Over 30 inches of rain fell in 72 hours across a part of central China, creating deadly torrents of floodwaters that trapped people in subways and buildings and left cars floating down roadways.
At least 25 people were killed and 100,000 were forced from their homes, according to the Associated Press. At least seven people were reported missing.
The worst of the flooding appears to be in the central Chinese city of Zhengzhou, with entire neighborhoods covered in waist-deep water. Floodwaters rushed into subways and filled train cars, where a dozen of the victims reportedly died.
“The water reached my chest,” one survivor wrote on social media, according to Reuters. “I was really scared, but the most terrifying thing was not the water, but the diminishing air supply in the carriage.”
Video posted by state-run media The Paper showed a scene similar to what the survivor described, with subway riders stoically standing in deep, muddy brown water.
Another person told Reuters that many people were on the subway because the flooding had shut down bus service.

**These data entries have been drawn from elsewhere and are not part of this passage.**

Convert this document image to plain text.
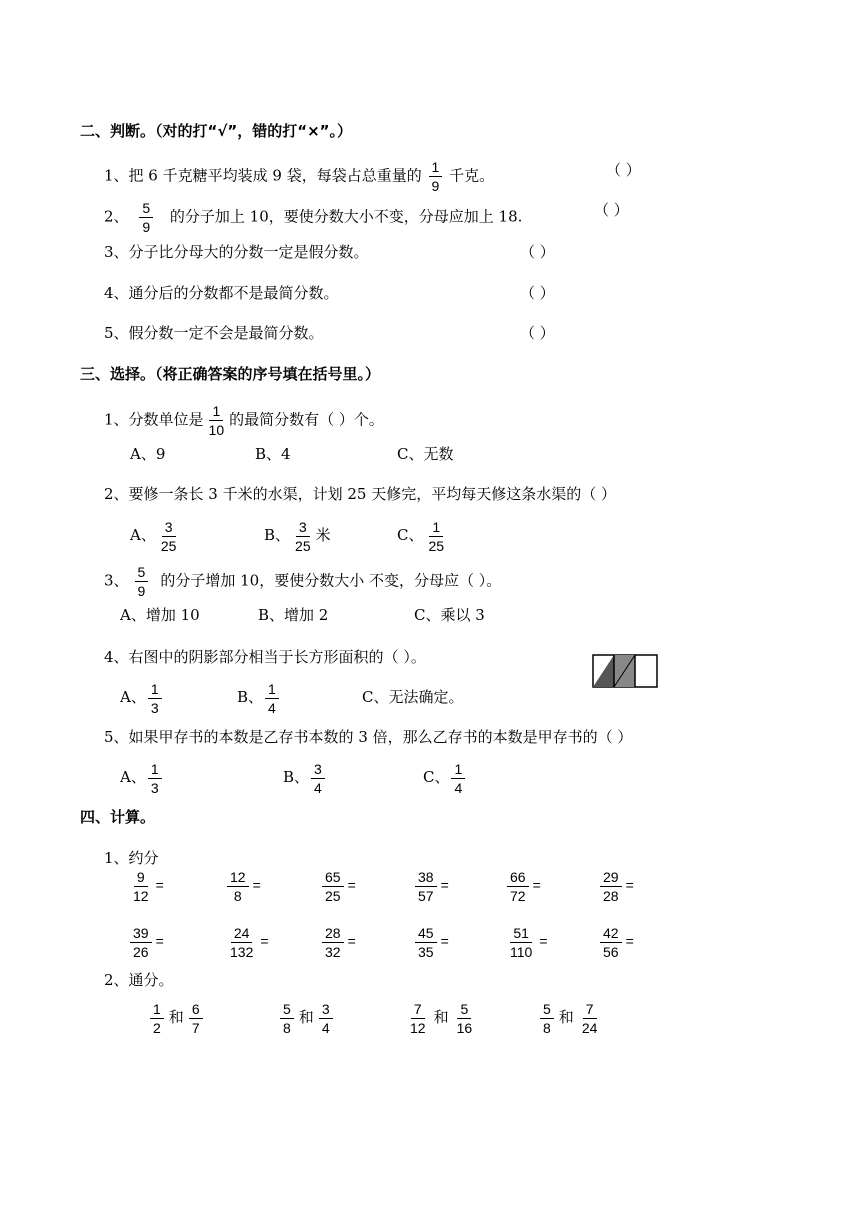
二、判断。（对的打“√”，错的打“×”。）
1、把 6 千克糖平均装成 9 袋，每袋占总重量的 $\frac{1}{9}$ 千克。	（ ）
2、 $\frac{5}{9}$ 的分子加上 10，要使分数大小不变，分母应加上 18.	（ ）
3、分子比分母大的分数一定是假分数。	（ ）
4、通分后的分数都不是最简分数。	（ ）
5、假分数一定不会是最简分数。	（ ）
三、选择。（将正确答案的序号填在括号里。）
1、分数单位是 $\frac{1}{10}$ 的最简分数有（ ）个。
A、9	B、4	C、无数
2、要修一条长 3 千米的水渠，计划 25 天修完，平均每天修这条水渠的（ ）
A、 $\frac{3}{25}$	B、 $\frac{3}{25}$ 米	C、 $\frac{1}{25}$
3、 $\frac{5}{9}$ 的分子增加 10，要使分数大小 不变，分母应（ ）。
A、增加 10	B、增加 2	C、乘以 3
4、右图中的阴影部分相当于长方形面积的（ ）。
A、 $\frac{1}{3}$	B、 $\frac{1}{4}$	C、无法确定。
5、如果甲存书的本数是乙存书本数的 3 倍，那么乙存书的本数是甲存书的（ ）
A、 $\frac{1}{3}$	B、 $\frac{3}{4}$	C、 $\frac{1}{4}$
四、计算。
1、约分
$\frac{9}{12}$ =	$\frac{12}{8}$ =	$\frac{65}{25}$ =	$\frac{38}{57}$ =	$\frac{66}{72}$ =	$\frac{29}{28}$ =
$\frac{39}{26}$ =	$\frac{24}{132}$ =	$\frac{28}{32}$ =	$\frac{45}{35}$ =	$\frac{51}{110}$ =	$\frac{42}{56}$ =
2、通分。
$\frac{1}{2}$ 和 $\frac{6}{7}$	$\frac{5}{8}$ 和 $\frac{3}{4}$	$\frac{7}{12}$ 和 $\frac{5}{16}$	$\frac{5}{8}$ 和 $\frac{7}{24}$
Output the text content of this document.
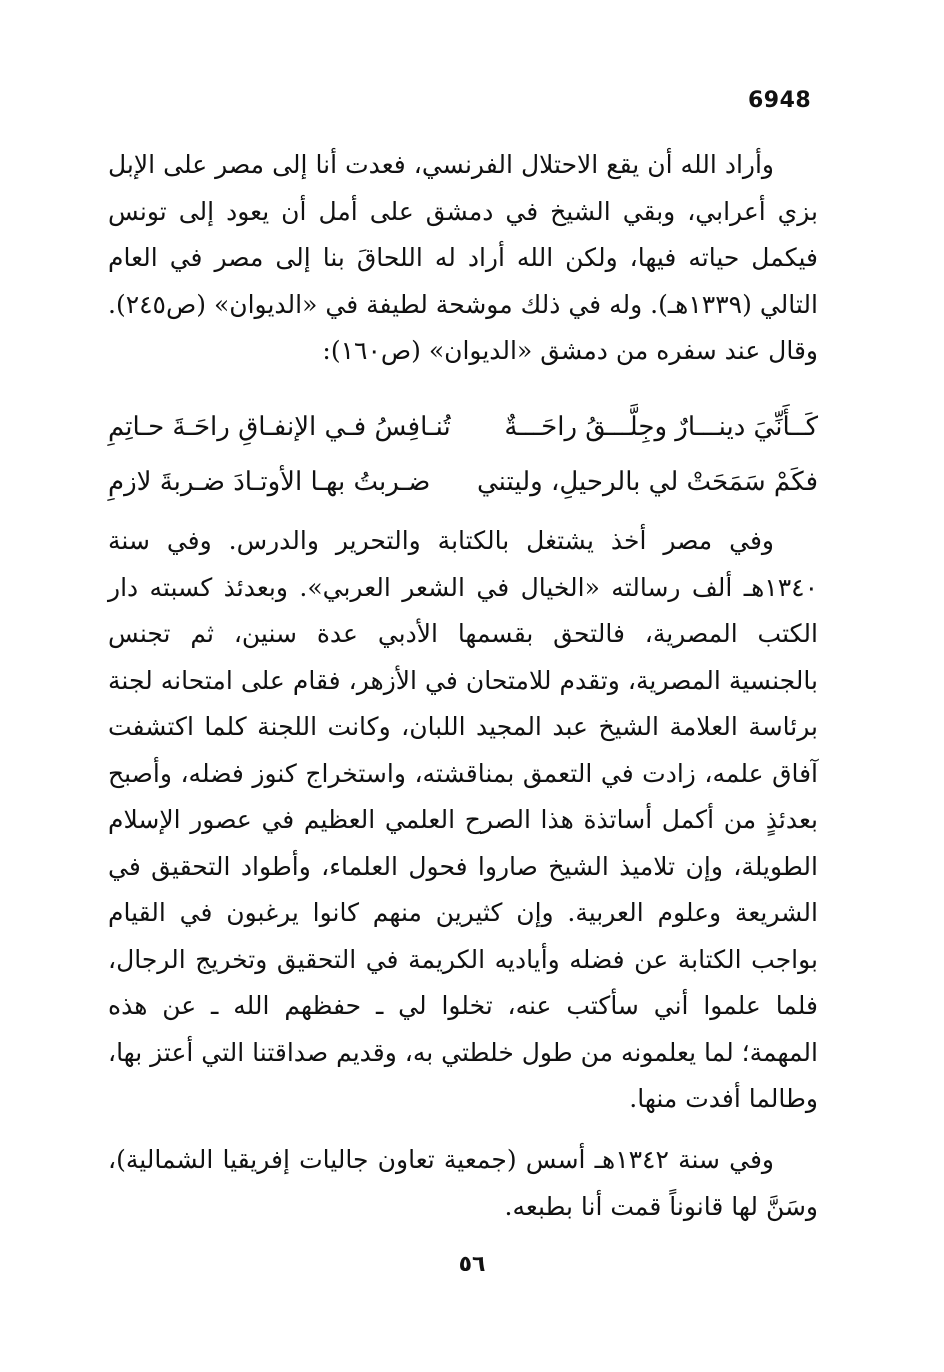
6948

وأراد الله أن يقع الاحتلال الفرنسي، فعدت أنا إلى مصر على الإبل بزي أعرابي، وبقي الشيخ في دمشق على أمل أن يعود إلى تونس فيكمل حياته فيها، ولكن الله أراد له اللحاقَ بنا إلى مصر في العام التالي (١٣٣٩هـ). وله في ذلك موشحة لطيفة في «الديوان» (ص٢٤٥). وقال عند سفره من دمشق «الديوان» (ص١٦٠):

كَــأَنِّيَ دينـــارٌ وجِلَّـــقُ راحَـــةٌ
تُنـافِسُ فـي الإنفـاقِ راحَـةَ حـاتِمِ
فكَمْ سَمَحَتْ لي بالرحيلِ، وليتني
ضـربتُ بهـا الأوتـادَ ضـربةَ لازمِ

وفي مصر أخذ يشتغل بالكتابة والتحرير والدرس. وفي سنة ١٣٤٠هـ ألف رسالته «الخيال في الشعر العربي». وبعدئذ كسبته دار الكتب المصرية، فالتحق بقسمها الأدبي عدة سنين، ثم تجنس بالجنسية المصرية، وتقدم للامتحان في الأزهر، فقام على امتحانه لجنة برئاسة العلامة الشيخ عبد المجيد اللبان، وكانت اللجنة كلما اكتشفت آفاق علمه، زادت في التعمق بمناقشته، واستخراج كنوز فضله، وأصبح بعدئذٍ من أكمل أساتذة هذا الصرح العلمي العظيم في عصور الإسلام الطويلة، وإن تلاميذ الشيخ صاروا فحول العلماء، وأطواد التحقيق في الشريعة وعلوم العربية. وإن كثيرين منهم كانوا يرغبون في القيام بواجب الكتابة عن فضله وأياديه الكريمة في التحقيق وتخريج الرجال، فلما علموا أني سأكتب عنه، تخلوا لي ـ حفظهم الله ـ عن هذه المهمة؛ لما يعلمونه من طول خلطتي به، وقديم صداقتنا التي أعتز بها، وطالما أفدت منها.

وفي سنة ١٣٤٢هـ أسس (جمعية تعاون جاليات إفريقيا الشمالية)، وسَنَّ لها قانوناً قمت أنا بطبعه.

٥٦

More than 500 people were rescued, according to the BBC.
In all, at least 10 trains carrying about 10,000 passengers were stopped by the flooding, including three that were halted for more than 40 hours, the AP reported. Sections of more than two dozen highways were closed.
A power outage shut down ventilators at a hospital in Zhengzhou. Staff used hand-pumped airbags to help patients breathe, according to the city’s Communist Party committee, and more than 600 were moved to other hospitals.
On Tuesday night, China’s military blasted a dam to prevent flooding in the city of Luoyang, about 89 miles west of Zhengzhou. Both cities are several hundred miles southwest of Beijing in the central province of Henan.
Officials in Henan said 100,000 had been evacuated from their homes due to flooding.
The rain in Zhengzhou came in deluges over three days. About 31 inches fell in a 72-hour period through Wednesday evening, local time.
That’s more rain than the city would normally receive in an entire year, weather.com senior meteorologist Jonathan Erdman said Wednesday.
The Zhengzhou weather bureau said the three days of rain was at a level seen “once in a thousand years.”